Eine solche Entwicklung hat kaum jemand dem Darmstädter Kader zugetraut – und auch kaum jemand dem Trainer Frings. Erfolgreiche Spielerkarriere, unkonventionelles Äußeres, mitunter maulfaule Art: Der langjährige Werder-Profi passt nicht in jene akademisierte Trainergeneration, die um ihn herum in der Bundesliga arbeitet.

Wie erfolgreich er wirklich ist, wird sich zwar erst in der kommenden Saison zeigen, wenn Frings in der 2. Bundesliga eine neue Mannschaft aufbauen und unter erhöhtem Erwartungsdruck arbeiten muss. Aber schon jetzt lässt sich sagen: Der Trainer Frings passt in keine Schublade.

Ein Typ wie er könne seine Spieler nur heiß machen? Das wird niemand mehr behaupten, der diese Darmstädter in den vergangenen Wochen spielen sah. «Wir haben sehr viel Zeit investiert, um den SC Freiburg zu analysieren», sagte Frings am vergangenen Samstag. Da hatte sein Team gerade einen Europa-League-Kandidaten mit 3:0 zerlegt.

Ein Typ wie er knurrt Journalisten und Mitarbeiter gern mal an? Auch das hat er sich abgewöhnt. «Wieso? Haben Sie morgen nichts vor?», fragte er kürzlich einen Reporter, der von ihm wissen wollte, ob am nächsten Tag Training sei oder nicht. «Wir machen frei. Aber Sie können trotzdem gern vorbeikommen», fügte er hinzu.

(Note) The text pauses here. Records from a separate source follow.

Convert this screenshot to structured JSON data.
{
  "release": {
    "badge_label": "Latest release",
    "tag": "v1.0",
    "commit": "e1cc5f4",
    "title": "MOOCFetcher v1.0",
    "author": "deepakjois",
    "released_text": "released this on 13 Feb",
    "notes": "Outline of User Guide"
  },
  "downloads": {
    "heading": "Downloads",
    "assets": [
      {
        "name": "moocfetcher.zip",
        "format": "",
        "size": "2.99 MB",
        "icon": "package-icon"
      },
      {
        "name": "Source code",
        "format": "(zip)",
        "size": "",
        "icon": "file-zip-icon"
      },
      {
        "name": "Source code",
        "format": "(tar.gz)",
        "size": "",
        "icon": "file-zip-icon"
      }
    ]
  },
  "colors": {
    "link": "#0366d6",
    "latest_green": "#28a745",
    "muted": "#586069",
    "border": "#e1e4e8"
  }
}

«Man wird nicht automatisch ein guter Trainer, nur weil man ein guter Spieler war», sagte Frings der «Frankfurter Rundschau». Es gibt Generationen von Spielern und später Trainern, die das nie begriffen haben. Er offenbar schon. Zu viele meinungsstarke und aufbrausende Spieler, wie er selbst einer war, könne der Trainer Frings heute gar nicht gebrauchen, verriet er dazu noch: «Wenn mehr Leute an Bord sind, die rudern, dann fällt dem Steuermann das Lenken leichter.»